The freight industry could see sweeping changes in leadership as the sector goes through growing pains to adjust to a new age of big data and analytics, author Michael Lewis said in keynote remarks at a transportation industry conference in Dallas today.
"We're living in a moment where we're beginning to understand that data has magical possibilities," said Lewis, who is known for nonfiction book titles including Liar's Poker and The Big Short.
Speaking at FreightWaves' MarketWaves18 show, Lewis cited an example from the world of public policy, where data compiled by the U.S. Department of Commerce has recently revealed the depth of the nation's opioid drug addiction crisis. Keeping the federal government running smoothly through transitions between political administrations is the subject of Lewis' most recent book, The Fifth Risk.
In another policy application, he described the burgeoning amount of data collected by the government's National Weather Service, allowing analysts to create five-day forecasts that are as accurate as one-day forecasts were 30 years ago.
Now those types of revelations are also on schedule to rock the world of freight and transportation, as the federal electronic logging device (ELD) mandate creates large troves of raw data that can reveal hidden patterns that allow trucking companies to operate more efficiently, he said.
In the face of that change, many transportation and logistics companies will soon be hiring experts in statistics and analysis, instead of employing leaders drawn from the traditional ranks of family-owned fleets and relationship-based businesses, Lewis predicted.
That pattern would mimic the impact made on a different industry by Lewis' 2003 book Moneyball, which described how Oakland A's manager Billy Beane pulled a coupe on his better-funded competitors by using statistics to expose inefficiencies in how teams had always signed baseball players.

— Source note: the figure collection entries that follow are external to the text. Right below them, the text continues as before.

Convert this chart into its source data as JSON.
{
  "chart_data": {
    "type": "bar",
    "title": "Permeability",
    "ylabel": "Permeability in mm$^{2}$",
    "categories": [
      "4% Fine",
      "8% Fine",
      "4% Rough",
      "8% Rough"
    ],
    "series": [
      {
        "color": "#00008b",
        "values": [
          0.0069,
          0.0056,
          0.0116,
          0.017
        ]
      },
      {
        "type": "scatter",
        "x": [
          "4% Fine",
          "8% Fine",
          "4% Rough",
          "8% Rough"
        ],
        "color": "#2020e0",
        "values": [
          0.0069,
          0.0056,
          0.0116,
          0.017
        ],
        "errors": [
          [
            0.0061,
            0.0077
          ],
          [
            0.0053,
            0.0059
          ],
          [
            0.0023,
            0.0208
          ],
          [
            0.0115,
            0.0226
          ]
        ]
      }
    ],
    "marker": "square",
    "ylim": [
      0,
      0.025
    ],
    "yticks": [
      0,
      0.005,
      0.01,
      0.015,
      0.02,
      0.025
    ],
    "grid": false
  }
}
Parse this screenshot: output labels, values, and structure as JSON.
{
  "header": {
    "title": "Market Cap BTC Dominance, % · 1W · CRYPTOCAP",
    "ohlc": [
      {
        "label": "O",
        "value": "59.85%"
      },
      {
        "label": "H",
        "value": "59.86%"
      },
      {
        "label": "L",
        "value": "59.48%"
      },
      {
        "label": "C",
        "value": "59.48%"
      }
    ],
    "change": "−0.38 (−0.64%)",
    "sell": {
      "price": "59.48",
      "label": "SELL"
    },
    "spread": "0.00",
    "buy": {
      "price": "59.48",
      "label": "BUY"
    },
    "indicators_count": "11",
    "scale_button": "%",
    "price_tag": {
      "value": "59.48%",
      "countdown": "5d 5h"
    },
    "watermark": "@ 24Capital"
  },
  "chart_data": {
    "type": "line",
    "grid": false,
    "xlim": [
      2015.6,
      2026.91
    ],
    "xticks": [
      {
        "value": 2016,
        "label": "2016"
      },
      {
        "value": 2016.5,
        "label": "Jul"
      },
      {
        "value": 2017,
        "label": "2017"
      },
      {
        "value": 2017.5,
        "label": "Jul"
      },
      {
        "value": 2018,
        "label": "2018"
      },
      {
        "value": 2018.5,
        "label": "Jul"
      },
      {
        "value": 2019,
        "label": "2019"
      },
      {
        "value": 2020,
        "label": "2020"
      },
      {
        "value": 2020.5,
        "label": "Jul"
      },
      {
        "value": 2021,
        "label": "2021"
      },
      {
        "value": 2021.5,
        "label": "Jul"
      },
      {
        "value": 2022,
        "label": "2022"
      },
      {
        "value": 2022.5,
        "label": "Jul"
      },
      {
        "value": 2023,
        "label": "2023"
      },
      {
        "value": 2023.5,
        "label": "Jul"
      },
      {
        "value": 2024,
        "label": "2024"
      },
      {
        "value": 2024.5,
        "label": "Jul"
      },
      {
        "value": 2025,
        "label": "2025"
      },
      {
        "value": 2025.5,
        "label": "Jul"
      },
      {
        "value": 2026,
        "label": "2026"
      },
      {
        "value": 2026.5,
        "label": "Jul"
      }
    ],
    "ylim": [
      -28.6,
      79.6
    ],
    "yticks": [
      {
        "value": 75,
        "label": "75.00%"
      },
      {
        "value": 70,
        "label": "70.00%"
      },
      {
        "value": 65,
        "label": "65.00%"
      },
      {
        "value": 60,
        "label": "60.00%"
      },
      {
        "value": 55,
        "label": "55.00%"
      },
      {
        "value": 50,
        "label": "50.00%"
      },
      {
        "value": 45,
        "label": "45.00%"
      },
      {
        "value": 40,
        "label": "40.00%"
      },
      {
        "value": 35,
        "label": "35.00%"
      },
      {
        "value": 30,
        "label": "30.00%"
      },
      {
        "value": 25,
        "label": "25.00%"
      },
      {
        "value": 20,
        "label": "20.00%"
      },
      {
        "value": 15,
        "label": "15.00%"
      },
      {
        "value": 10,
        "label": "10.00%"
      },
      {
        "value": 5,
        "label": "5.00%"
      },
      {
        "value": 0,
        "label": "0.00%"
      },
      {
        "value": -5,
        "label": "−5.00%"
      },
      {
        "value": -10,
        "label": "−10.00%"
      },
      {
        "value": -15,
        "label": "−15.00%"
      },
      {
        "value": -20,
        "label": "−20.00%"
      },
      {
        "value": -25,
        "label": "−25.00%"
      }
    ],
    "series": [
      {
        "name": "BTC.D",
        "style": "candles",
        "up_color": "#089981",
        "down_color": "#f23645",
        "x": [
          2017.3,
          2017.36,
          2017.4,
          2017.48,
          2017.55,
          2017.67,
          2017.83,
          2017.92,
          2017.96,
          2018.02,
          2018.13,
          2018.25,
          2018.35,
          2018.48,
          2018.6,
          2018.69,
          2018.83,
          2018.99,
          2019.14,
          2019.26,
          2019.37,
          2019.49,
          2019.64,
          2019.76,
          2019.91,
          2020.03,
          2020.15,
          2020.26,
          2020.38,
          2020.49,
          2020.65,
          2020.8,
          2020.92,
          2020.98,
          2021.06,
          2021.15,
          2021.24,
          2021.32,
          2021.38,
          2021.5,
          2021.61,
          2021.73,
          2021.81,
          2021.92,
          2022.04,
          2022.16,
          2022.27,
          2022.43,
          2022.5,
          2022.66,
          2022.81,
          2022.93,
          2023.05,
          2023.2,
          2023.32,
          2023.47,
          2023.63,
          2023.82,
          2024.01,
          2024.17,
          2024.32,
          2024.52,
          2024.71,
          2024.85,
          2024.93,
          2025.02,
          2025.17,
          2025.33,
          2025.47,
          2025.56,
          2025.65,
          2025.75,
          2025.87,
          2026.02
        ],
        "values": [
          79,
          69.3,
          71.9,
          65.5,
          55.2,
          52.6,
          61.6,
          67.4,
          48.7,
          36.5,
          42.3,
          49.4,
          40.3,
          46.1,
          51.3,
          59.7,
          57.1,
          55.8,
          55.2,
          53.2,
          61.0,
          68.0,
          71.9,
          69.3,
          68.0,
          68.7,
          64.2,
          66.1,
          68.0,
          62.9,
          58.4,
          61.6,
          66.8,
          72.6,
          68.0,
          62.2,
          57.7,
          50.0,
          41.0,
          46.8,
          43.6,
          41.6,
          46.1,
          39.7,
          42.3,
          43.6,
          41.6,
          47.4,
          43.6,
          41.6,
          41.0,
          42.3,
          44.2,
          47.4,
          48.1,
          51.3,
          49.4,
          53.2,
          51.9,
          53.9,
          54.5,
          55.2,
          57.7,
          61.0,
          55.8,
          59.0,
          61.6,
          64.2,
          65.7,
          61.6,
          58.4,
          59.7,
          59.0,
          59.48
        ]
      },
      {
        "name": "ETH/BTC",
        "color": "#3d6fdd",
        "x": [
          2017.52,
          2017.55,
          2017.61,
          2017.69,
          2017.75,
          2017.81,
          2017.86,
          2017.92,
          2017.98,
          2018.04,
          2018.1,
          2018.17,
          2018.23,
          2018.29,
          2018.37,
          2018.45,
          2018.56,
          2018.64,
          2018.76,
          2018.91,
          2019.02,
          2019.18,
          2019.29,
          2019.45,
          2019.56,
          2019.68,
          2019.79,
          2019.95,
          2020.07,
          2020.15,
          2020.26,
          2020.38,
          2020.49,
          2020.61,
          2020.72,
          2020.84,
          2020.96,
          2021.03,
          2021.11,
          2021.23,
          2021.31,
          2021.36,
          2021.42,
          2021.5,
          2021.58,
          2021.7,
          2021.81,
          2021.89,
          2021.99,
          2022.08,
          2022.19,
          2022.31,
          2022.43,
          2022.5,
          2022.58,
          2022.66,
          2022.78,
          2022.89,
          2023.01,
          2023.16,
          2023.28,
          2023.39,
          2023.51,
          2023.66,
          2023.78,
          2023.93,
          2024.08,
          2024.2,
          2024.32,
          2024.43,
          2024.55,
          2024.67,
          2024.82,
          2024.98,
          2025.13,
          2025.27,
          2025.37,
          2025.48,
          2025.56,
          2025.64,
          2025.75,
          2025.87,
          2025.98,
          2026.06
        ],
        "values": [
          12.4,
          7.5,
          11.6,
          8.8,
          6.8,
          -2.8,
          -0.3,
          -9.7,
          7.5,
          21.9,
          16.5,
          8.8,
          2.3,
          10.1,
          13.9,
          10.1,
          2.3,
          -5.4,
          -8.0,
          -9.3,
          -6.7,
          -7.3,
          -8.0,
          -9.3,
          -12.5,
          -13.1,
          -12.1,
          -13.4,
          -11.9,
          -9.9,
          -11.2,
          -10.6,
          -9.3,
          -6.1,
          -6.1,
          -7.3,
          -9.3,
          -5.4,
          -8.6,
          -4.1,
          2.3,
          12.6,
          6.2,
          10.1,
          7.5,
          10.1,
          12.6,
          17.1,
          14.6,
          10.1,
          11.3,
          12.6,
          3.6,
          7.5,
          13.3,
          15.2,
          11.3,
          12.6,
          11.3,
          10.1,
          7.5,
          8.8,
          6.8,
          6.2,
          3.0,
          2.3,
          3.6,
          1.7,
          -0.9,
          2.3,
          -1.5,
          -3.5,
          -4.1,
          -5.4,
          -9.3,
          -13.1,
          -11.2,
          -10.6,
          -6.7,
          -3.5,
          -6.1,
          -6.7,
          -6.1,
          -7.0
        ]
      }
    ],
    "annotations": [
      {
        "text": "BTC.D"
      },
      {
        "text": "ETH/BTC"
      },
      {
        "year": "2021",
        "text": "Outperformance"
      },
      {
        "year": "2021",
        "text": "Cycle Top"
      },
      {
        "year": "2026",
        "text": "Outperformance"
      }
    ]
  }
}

Beane soon started winning games, and in short order, most professional teams in the league had hired data-driven analytics experts and fired the talent scouts who had operated by gut instinct alone.
Confronted by reams of fresh data suddenly revealed to the logistics industry by the ELD mandate, that pattern could play out again. "Either the trucking industry is going to change or the people in it are going to change," Lewis said. "I would look for massive change at the management level as they adapt."
That transition could be painful. Just as many old baseball scouts lost their jobs in the new age of baseball analytics following the publication of Moneyball, an older generation of transportation professionals may soon find themselves displaced by statisticians, and truck drivers may be replaced by autonomous vehicles, he said.
"Really old businesses don't adapt really quickly. You can't turn back the clock; it's managing the change that's hard to do in a way that you don't break lives," said Lewis.